Quote:
But Wenden was such a small town, I wonder why the other larger areas did not issue such stamps?
I'm reviving this thread. Wenden may seem like a small town today but in the 1500s it was important because of its fortifications, its castle, situated on trade routes. It was fought over in battles of the Livonian War (between the Russians under Ivan the Terrible) and the Swedes, Poles, Lithuanians. Wikipedia will fill you in a bit.
We forget that before the rise of the Kingdom of Prussia, the major players in central Europe were in the Baltic Region. Russia was growing powerful, Sweden already was, and the Polish-Lithuanian Commonwealth (controlling most of Ukraine) were major powers. Prussia had been merely one among dozens of German principalities but was setting out on its rise, during the 1600s-1700s, to a major power, a kingdom, eventually the nucleus of a unified Germany.
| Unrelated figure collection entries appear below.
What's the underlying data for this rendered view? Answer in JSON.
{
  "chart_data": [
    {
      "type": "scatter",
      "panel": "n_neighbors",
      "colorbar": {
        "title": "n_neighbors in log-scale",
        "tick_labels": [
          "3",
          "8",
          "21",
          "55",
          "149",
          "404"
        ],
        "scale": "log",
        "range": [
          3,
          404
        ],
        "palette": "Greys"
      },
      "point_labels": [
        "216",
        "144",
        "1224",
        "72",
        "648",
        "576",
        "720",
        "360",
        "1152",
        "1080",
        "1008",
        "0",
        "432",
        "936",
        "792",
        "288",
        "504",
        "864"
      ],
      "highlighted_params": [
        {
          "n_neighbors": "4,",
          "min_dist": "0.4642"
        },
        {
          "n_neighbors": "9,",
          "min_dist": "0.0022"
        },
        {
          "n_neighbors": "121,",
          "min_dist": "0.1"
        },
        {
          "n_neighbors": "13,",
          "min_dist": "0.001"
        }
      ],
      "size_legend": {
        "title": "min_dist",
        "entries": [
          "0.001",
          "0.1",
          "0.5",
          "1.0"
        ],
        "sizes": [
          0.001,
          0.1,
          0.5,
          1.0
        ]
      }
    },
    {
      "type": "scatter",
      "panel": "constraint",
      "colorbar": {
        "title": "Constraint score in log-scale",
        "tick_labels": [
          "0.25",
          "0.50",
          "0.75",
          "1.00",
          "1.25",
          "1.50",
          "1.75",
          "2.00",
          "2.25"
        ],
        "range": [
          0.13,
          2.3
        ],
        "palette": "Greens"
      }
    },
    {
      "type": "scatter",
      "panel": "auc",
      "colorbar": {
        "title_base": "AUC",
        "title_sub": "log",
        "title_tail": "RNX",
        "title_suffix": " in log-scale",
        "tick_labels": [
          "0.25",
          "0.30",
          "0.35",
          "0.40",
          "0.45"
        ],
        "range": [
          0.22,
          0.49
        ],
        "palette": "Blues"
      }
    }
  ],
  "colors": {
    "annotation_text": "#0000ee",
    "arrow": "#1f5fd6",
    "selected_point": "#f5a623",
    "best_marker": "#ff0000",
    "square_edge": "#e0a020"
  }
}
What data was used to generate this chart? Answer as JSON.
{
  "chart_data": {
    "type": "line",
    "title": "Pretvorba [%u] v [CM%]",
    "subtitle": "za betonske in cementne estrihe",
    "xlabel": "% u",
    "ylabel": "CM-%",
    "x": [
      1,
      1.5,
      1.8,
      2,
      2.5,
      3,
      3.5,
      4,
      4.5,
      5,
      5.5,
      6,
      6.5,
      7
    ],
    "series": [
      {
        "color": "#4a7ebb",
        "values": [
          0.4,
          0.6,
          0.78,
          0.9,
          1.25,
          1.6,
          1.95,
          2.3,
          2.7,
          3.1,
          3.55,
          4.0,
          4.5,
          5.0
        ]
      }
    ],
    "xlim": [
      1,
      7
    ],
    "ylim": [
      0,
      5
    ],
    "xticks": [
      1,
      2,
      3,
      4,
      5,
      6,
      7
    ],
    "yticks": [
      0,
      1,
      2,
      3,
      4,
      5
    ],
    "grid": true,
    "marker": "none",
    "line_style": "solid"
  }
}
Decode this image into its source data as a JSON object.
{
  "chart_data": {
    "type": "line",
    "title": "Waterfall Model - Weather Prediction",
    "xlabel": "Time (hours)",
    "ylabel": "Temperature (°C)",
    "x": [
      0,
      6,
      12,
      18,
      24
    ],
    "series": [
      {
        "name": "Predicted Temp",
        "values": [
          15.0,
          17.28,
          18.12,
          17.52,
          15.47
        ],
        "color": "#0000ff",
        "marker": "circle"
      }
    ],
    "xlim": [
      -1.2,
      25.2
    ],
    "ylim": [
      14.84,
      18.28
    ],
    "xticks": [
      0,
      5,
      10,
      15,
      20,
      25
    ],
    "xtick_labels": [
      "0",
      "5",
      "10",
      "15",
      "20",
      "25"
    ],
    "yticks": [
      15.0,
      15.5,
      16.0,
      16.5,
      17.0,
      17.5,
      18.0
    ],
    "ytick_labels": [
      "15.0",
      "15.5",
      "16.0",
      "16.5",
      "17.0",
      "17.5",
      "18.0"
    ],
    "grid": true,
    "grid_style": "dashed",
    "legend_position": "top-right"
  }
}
But that lay in the future. In the 1600s, Germany had been fragmented into hundreds of principalities ever since the medieval German-Italian empire fell apart around 1250. German-speaking power was centered also to the east of Prussia, in Austria (and what par otf Hungary had not been overrun by the Turks). Austria ended where Poland-Lithuania began, Poland Lithuania ended where Russia and Sweden began. These were the big players.
Far to the West, the Atlantic Powers: Dutch, English, French, Spanish, Portuguese were fighting over the control of the Atlantic and all the trade routes to the east and to the west, around the globe. Between those Atlantic powers and the central European powers named above, was a checkerboard "wasteland" of German (and Italian) counties, duchies, princedoms, city-states, prince-bishops, and a few dozen other sorts of states. The Thirty Years War was fought over that checkerboard terrain as well as parts of central Europe. France and Spain were involved but not the other Atlantic powers.
And just to add a bit of spice, the Turks were still trying to take Vienna, so to the southeast was another war-frontier. The Poles and Austrians turned them back from Vienna in 1683 and Buda in 1686.
Wenden was not nearly so isolated and insignificant in the 1500s as it might seem today. On the other hand, I don't want to be misunderstood as suggesting it was a major city. It wasn't at all. But it had a strategically important castle. By the 1800s Russia had completed it's rise, divided Poland and the Baltic nations with Prussia and Austro-Hungary. But Wenden remained an administrative center. Sweden had shrunk somewhat, after centuries of war with Russia, was headed toward the neutrality that characterized it in the 20thc.
And that's where the stamps came from, from what by the mid-180s was a relative backwater area of Europe, under Russian control. But things had not always been that way.